Wendy Doniger, The Times of India, September 2013:
"...I noticed how often dogs played critical roles in Hindu texts, first as symbols of impurity (because they are scavengers , eating garbage) and then as symbols of devotion (because there is no one as devoted as a devoted dog). And that contrast seemed to me to epitomize the broader contrast between the caste-bound aspect of Hindu dharma , so fixated on purity, and the compassionate aspect of Hindu bhakti, which transcends ideas of purity."
विलास सारंग , 'सामाजिक व वाङमयीन विटाळवाद':
"…'विटाळ ' हा शब्द आता सोयीस्करपणे वापरातून गेला आहे . परंतु थोडा विचार केला तर हा शब्द किती समर्पक आहे हे लक्षात येईल . तथाकथित अस्पृशत्व , दलितत्व यामागे मुख्य कल्पना ती विटाळाची . मराठी समाजात विटाळाची कल्पना सरसहा कार्य करत असते . बदलत्या काळाप्रमाणे विटाळही सकृदर्शनी भूमिगत व सौम्य झाला आहे…"
('मॅनहोलमधला माणूस / मराठी वाङमय, समाज व जातिवास्तव', 2008)
The word 'vital' (विटाळ)- roughly meaning ritual pollution or pollution in English- was very 'popular' when I was a kid. For example, when a woman was menstruating, she was considered 'vitalshee' (विटाळशी), polluted.
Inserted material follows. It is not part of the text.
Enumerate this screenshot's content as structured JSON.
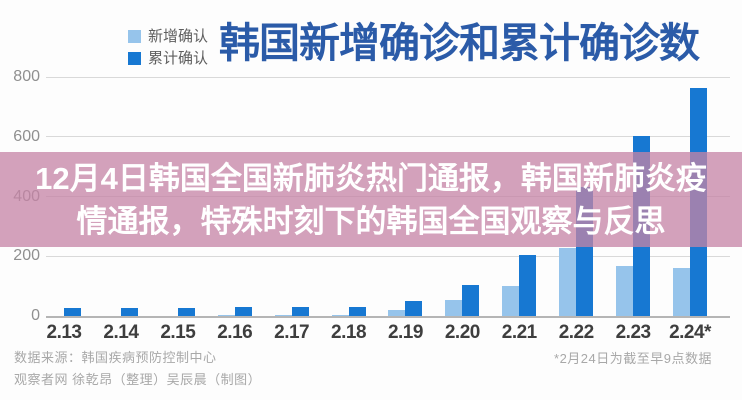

I haven't heard that word for a while in my family circle.
Bloomberg July 25 2013 has a story titled: "No Menstrual Hygiene For Indian Women Holds Economy Back"
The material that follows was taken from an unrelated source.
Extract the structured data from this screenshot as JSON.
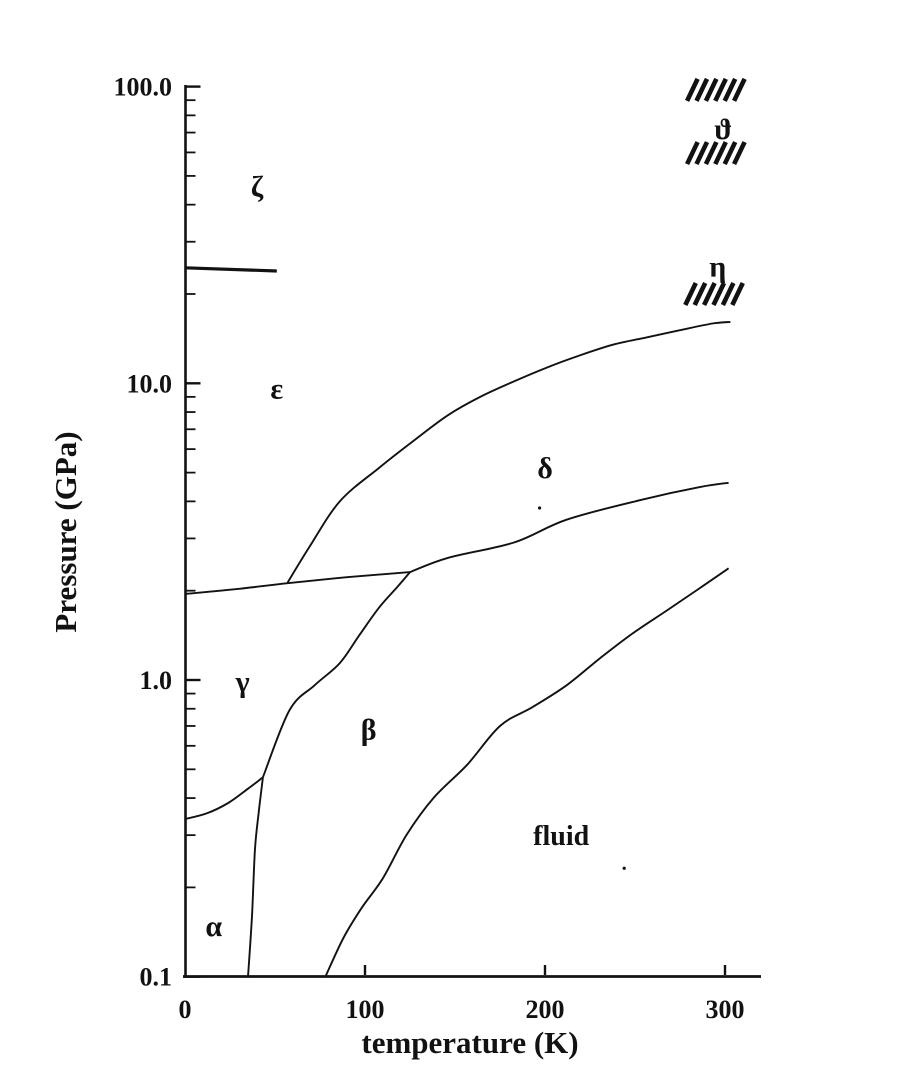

"Sushma Devi, a mother of three in Northern India, stores her “moon cup” on the window sill of the mud-brick veranda that shelters the family goats.
In a village where few have indoor toilets and the Hindi word for her genitals is a profanity, 30-year-old Sushma struggles to talk about how she manages her period and the changes brought by the bell-shaped device she inserts in her vagina to collect menstrual blood.
“It’s a thing from hell,” she says of the malleable, silicone cup, which she received from a Massachusetts Institute of Technology research group. “I have to keep it far from the house, from where I pray.”
Across the world’s largest democracy, where a decade of economic growth nearing 8 percent a year has tripled per-capita income, millions of women are held back by shame around their most basic sanitary needs..."
So whatever word you choose, Sushma Devi feels "polluted" (विटाळ) on "those days" and considers her MIT-designed "moon cup" a thing from hell.
Lucky her, Sushma Devi does not get Lysol treatment because once Lysol was recommended for both the women and the kitchen floors!
"...Lysol, which shares germicidal properties with carbolic acid, was a highly recommended treatment for "offensive" vaginal odors. This initiated a vicious cycle, so to speak: a self-conscious, but often healthy, woman would douche with Lysol and kill off normal flora (and scald her tissues), which would pave the way for bacterial/yeast infections, which WOULD cause an offensive odor, which would compel her to douche more often. Because an abnormal body odor in a normally clean person indicates an underlying problem, women who actually did have a raging infection only made matters worse with this frequent purging..."
(from 'Flow: The Cultural Story of Menstruation' by , 2009) Susan Kim
Q: What was common to a woman working in a kitchen and the kitchen floor?
A: Both were disinfected with Lysol, a household cleaner!